Apple: A love affair turned sour

I recently staged a mildly satisfying act of personal revolt.

My contract with Orange having lapsed, it proposed to upgrade my mobile, gratis, to either a BlackBerry or an iPhone. The choice was a no-brainer. The BlackBerry is far less pricey and about a squillion times less adaptable than the iPhone. Its cramped keypad, forcing one's thumbs to tiptoe across its tiny, buttony keys (to start with, at least, one feels rather like a blind man confronted with Braille), proves absolutely no match for the iPhone's sleek touch-sensitive screen over which all one has to do is wave one's index finger like a conjuror's wand. Added to which, I had been an Apple Mac enthusiast for virtually a quarter of a century, ever since I swapped my very first computer, an Amstrad, for what I thought of as the Amstradivarius of the sexy little Mac SE30, and had repeatedly lauded its original interface, to any-one prepared to listen to me, as one of the great designs of the 20th century.

Yet in the end I chose the BlackBerry.
Why so? One motivation, I cannot tell a lie, was sheer contrariness. When, back in the Eighties, I bought the exorbitantly expensive SE30, my acquaintances regarded it as a reckless, even foolhardy, purchase to have made. Pure and pristine its interface might be, I had paid more for less. I would have endless compatibility issues with PCs – which, in truth, I did have in the early years, but the problem was, after all, one shared by my correspondents. Few email servers were equipped to handle Apple products – also true, but I found one that was, and have been its customer ever since. And games manufacturers, I was warned, barely bothered targeting Mac users, a fact about which, as a writer, someone for whom a computer was primarily a professional tool (hard now to recall that it was once also quaintly called a word processor), I couldn't have cared less.

On the contrary, I positively relished the ostracism. To me it felt as though I'd been inducted into a Masonry, a secret society, an occult fraternity of embattled, like-minded initiates.

Well, that cryptic complicity, that period when Apple was kept alive, and then only by the skin of its teeth, because the Microsoft monolith needed competition, however feeble, to deflect charges of monopoly, has long since gone. And although I'm neither a crank nor a churl, I can't believe I'm alone in regretting its passing. There exist few states of mind as gratifying as knowing something that scarcely anyone else knows.

Opting for a BlackBerry, though, wasn't just a matter of resentment at no longer being able to feel smugly out of step with the benighted majority. It wasn't just that I had become increasingly irritated by the reverence and hype which now accompany all new Apple products, or new versions of old products. Not just that I flinch from photographs of Steve Jobs, like Moses bearing aloft his iTablet of Commandments, brandishing some supposedly groundbreaking new doodad. (And not even Moses had to be reminded by God that, if His message was to be satisfactorily communicated, the tablet would have to be grasped in one and only one specific way.) Not just that my teeth are regularly set on edge by similar coverage of Mac groupies salivating over their iPods or iPads. In short, if I rejected the iPhone, it wasn't just because of my suspicion that the whole Apple phenomenon was a gigantic iCon trick.

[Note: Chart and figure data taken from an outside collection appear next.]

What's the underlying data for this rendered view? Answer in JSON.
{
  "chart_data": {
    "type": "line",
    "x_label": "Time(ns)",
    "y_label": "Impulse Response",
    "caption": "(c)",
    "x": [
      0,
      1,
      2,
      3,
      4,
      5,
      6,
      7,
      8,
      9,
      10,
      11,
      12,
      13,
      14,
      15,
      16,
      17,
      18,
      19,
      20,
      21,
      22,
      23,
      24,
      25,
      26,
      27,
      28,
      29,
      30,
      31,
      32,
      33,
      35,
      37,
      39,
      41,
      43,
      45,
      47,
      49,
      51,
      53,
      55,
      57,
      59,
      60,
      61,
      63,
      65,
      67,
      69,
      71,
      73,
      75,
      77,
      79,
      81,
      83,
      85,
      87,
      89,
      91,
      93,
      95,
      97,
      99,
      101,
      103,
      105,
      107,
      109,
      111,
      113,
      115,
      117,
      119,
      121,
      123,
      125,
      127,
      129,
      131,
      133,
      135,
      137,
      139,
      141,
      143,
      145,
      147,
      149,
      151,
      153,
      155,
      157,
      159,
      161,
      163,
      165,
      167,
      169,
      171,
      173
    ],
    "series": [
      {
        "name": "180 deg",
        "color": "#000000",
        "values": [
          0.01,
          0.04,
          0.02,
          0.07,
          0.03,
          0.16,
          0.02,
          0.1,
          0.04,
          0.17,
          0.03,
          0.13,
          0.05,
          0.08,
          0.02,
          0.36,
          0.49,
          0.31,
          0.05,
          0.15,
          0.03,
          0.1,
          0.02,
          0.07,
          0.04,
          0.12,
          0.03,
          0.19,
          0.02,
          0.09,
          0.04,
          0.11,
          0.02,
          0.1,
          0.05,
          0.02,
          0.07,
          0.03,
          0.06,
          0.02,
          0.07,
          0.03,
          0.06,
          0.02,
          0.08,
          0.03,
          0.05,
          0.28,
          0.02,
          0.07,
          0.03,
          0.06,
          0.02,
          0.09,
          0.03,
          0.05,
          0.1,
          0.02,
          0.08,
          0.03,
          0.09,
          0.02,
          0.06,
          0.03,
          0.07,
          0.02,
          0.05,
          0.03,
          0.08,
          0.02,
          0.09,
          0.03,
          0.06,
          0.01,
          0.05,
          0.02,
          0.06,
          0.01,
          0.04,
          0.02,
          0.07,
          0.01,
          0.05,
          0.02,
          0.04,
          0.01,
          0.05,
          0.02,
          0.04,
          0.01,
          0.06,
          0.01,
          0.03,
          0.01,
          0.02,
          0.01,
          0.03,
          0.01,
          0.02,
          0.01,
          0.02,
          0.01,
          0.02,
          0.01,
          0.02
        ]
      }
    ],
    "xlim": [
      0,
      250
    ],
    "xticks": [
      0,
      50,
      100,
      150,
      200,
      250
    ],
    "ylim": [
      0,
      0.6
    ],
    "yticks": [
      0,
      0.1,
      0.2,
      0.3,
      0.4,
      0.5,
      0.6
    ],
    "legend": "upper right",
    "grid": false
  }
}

In reality, I had over the years grown more and more disillusioned with what had once been the company's core product, its computers. Apple, like nature, abhors a vacuum; and, in thrall to the fundamental imperative of the capitalistic system that even perfection be shown to be capable of improvement (otherwise, how will potential customers be inveigled into upgrading something which still, dammit, works?), it gradually transformed its interface, that flawless wedding of function, form and aesthetic felicity, into a fidgety hybrid of words and images. It was, moreover, the images, the cutesy marginalia on which most of its designers' ingenuity had been expended, that definitively gained the upper hand.

Now, it's true, I'm a writer – and I acknowledge that a writer's needs will inevitably strike the non-writer as irrelevantly specialised. I belong to another epoch. I don't play video games. I don't download music. I don't have a Facebook account. I am not a member of the twitterati or tweetering classes (though I might be tempted to subscribe if there arose a chance of reading the tweeted minute-by-minute impressions of an American convict as he's strapped into the electric chair). I also have a loathing of the insidious Tesco-isation of literature represented by Kindles and iBooks. And just as I never took the slightest interest in the opinions of Joe Bloggs, the man on the Clapham omnibus, so today I can live perfectly happily without those of Joe Blogs, the man on the Clapham website.